Sugarcane. (Wikimedia. Original photo by Jubair Bin Iqbal - Own work, CC BY-SA 4.0, https://commons.wikimedia.org/w/index.php?curid=123823322

Whether imported in peacetime or captured in war, in the early 19th century, the sugar arrived in hogsheads or chests having already been milled near its port of embarkation, but still in need of further refining after arriving in Baltimore. When sugar was imported to Baltimore in the 18th and 19th centuries, it had been milled. The Caribbean mills had crushed the sugar cane, extracted its juice, boiled the juice until sugar crystals were formed, and packed those crystals into hogsheads. When the chests and hogsheads of sugar arrived in Baltimore, their contents of sugar were refined to remove impurities and to create different products for consumer and later industrial use. That distinction between the receipt of milled sugar as an intermediate product and the shipment of refined sugar to distributors, retailers, and consumers is still true today.

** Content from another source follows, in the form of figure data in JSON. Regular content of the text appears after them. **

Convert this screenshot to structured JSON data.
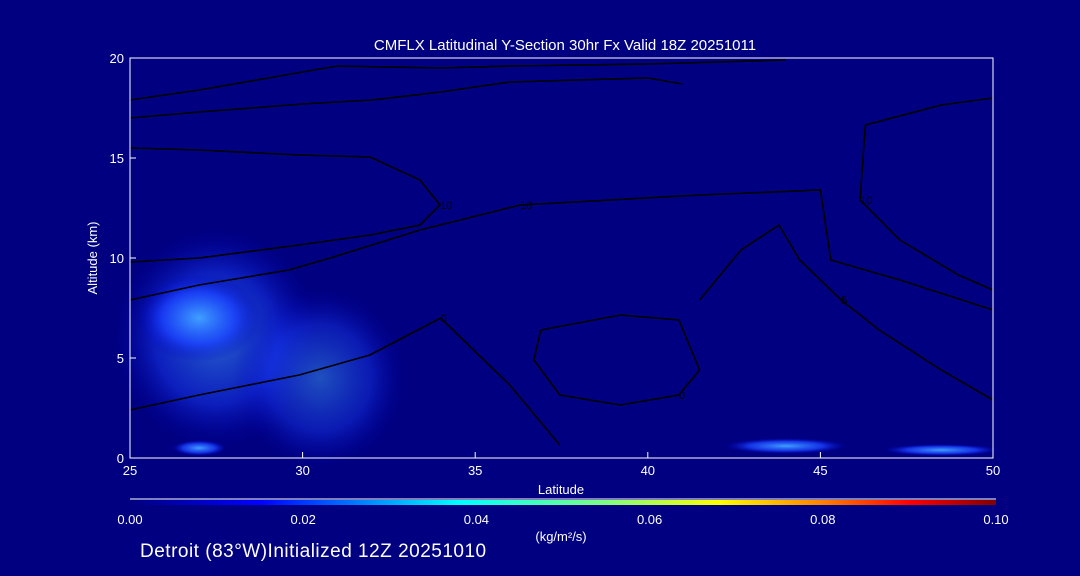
{
  "chart_data": {
    "type": "heatmap",
    "title": "CMFLX Latitudinal Y-Section 30hr  Fx Valid 18Z 20251011",
    "xlabel": "Latitude",
    "ylabel": "Altitude (km)",
    "xlim": [
      25,
      50
    ],
    "ylim": [
      0,
      20
    ],
    "xticks": [
      "25",
      "30",
      "35",
      "40",
      "45",
      "50"
    ],
    "yticks": [
      "0",
      "5",
      "10",
      "15",
      "20"
    ],
    "colorbar": {
      "min": 0,
      "max": 0.1,
      "ticks": [
        "0.00",
        "0.02",
        "0.04",
        "0.06",
        "0.08",
        "0.10"
      ],
      "unit": "(kg/m²/s)",
      "colors": [
        "#000080",
        "#0000ff",
        "#00ffff",
        "#7fff7f",
        "#ffff00",
        "#ff7f00",
        "#ff0000",
        "#800000"
      ]
    },
    "shaded_regions": [
      {
        "lat": 27.5,
        "alt": 6,
        "dlat": 3,
        "dalt": 5.5,
        "value": 0.012
      },
      {
        "lat": 27,
        "alt": 7,
        "dlat": 1.8,
        "dalt": 2.2,
        "value": 0.02
      },
      {
        "lat": 30.5,
        "alt": 4,
        "dlat": 2.5,
        "dalt": 4.5,
        "value": 0.01
      },
      {
        "lat": 27,
        "alt": 0.5,
        "dlat": 0.8,
        "dalt": 0.4,
        "value": 0.022
      },
      {
        "lat": 44,
        "alt": 0.6,
        "dlat": 1.8,
        "dalt": 0.4,
        "value": 0.02
      },
      {
        "lat": 48.5,
        "alt": 0.4,
        "dlat": 1.7,
        "dalt": 0.3,
        "value": 0.02
      }
    ],
    "contours": [
      {
        "level": "10",
        "points": [
          [
            25,
            15.5
          ],
          [
            27,
            15.4
          ],
          [
            29.9,
            15.15
          ],
          [
            31.95,
            15.05
          ],
          [
            33.4,
            13.9
          ],
          [
            33.98,
            12.65
          ],
          [
            33.4,
            11.65
          ],
          [
            31.95,
            11.15
          ],
          [
            29.9,
            10.65
          ],
          [
            27,
            10
          ],
          [
            25,
            9.8
          ]
        ]
      },
      {
        "level": "10",
        "points": [
          [
            25,
            7.9
          ],
          [
            27,
            8.65
          ],
          [
            29.6,
            9.4
          ],
          [
            30.8,
            10
          ],
          [
            33.4,
            11.4
          ],
          [
            36.3,
            12.65
          ],
          [
            41.5,
            13.15
          ],
          [
            45,
            13.4
          ],
          [
            45.3,
            9.9
          ],
          [
            47.3,
            8.9
          ],
          [
            50,
            7.4
          ]
        ]
      },
      {
        "level": "0",
        "points": [
          [
            36.9,
            6.4
          ],
          [
            39.2,
            7.15
          ],
          [
            40.9,
            6.9
          ],
          [
            41.5,
            4.4
          ],
          [
            40.9,
            3.15
          ],
          [
            39.2,
            2.65
          ],
          [
            37.45,
            3.15
          ],
          [
            36.7,
            4.9
          ],
          [
            36.9,
            6.4
          ]
        ]
      },
      {
        "level": "5",
        "points": [
          [
            41.5,
            7.9
          ],
          [
            42.7,
            10.4
          ],
          [
            43.8,
            11.65
          ],
          [
            44.4,
            9.9
          ],
          [
            45.6,
            7.9
          ],
          [
            46.7,
            6.4
          ],
          [
            48.5,
            4.4
          ],
          [
            50,
            2.9
          ]
        ]
      },
      {
        "level": "10",
        "points": [
          [
            50,
            18
          ],
          [
            48.5,
            17.65
          ],
          [
            46.3,
            16.65
          ],
          [
            46.15,
            12.9
          ],
          [
            47.3,
            10.9
          ],
          [
            49,
            9.15
          ],
          [
            50,
            8.4
          ]
        ]
      },
      {
        "level": "0",
        "points": [
          [
            25,
            2.4
          ],
          [
            27,
            3.15
          ],
          [
            29.9,
            4.15
          ],
          [
            31.95,
            5.15
          ],
          [
            34,
            7
          ],
          [
            35.1,
            5.15
          ],
          [
            36,
            3.65
          ],
          [
            37.45,
            0.65
          ]
        ]
      },
      {
        "level": "",
        "points": [
          [
            25,
            17.9
          ],
          [
            27,
            18.4
          ],
          [
            29,
            19
          ],
          [
            31,
            19.6
          ],
          [
            34,
            19.5
          ],
          [
            36,
            19.6
          ],
          [
            40,
            19.7
          ],
          [
            44,
            19.9
          ]
        ]
      },
      {
        "level": "",
        "points": [
          [
            25,
            17
          ],
          [
            27,
            17.3
          ],
          [
            30,
            17.7
          ],
          [
            32,
            17.9
          ],
          [
            34,
            18.3
          ],
          [
            36,
            18.8
          ],
          [
            40,
            19
          ],
          [
            41,
            18.7
          ]
        ]
      }
    ]
  },
  "footer": "Detroit (83°W)Initialized 12Z 20251010"
}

Close-up of raw cane sugar crystals. The coarse granules create a textured pattern. No text or background visible.
Milled sugar crystals as they arrive at the Port of Baltimore by ship. An intermediate product, they are not yet fully refined for standardized consumer use. They still need to be refined to remove impurities and prepare them for a variety of uses and products. (Wikimedia Commons by R. Behar)

Each year, the Port of Baltimore receives shiploads of sugar and molasses that keep our refinery running nonstop. According to the ImportInfo database of imported trade items, in 2024 alone, 83 shiploads of raw cane sugar from eight different countries were delivered by 26 different ships, many making multiple deliveries to the port. The ships delivered about 554,000 tons of raw cane sugar, showing that the sweet trade is still alive in Baltimore, just as it was in the 1700s.

Sugar's global value comes from the products it enables as a result of refining, which generally encompass white, brown, and liquid sugars. Arriving from multiple ports, much of that sugar is meant for the American market, thereby keeping Baltimore tied firmly to the worldwide flow of this essential product.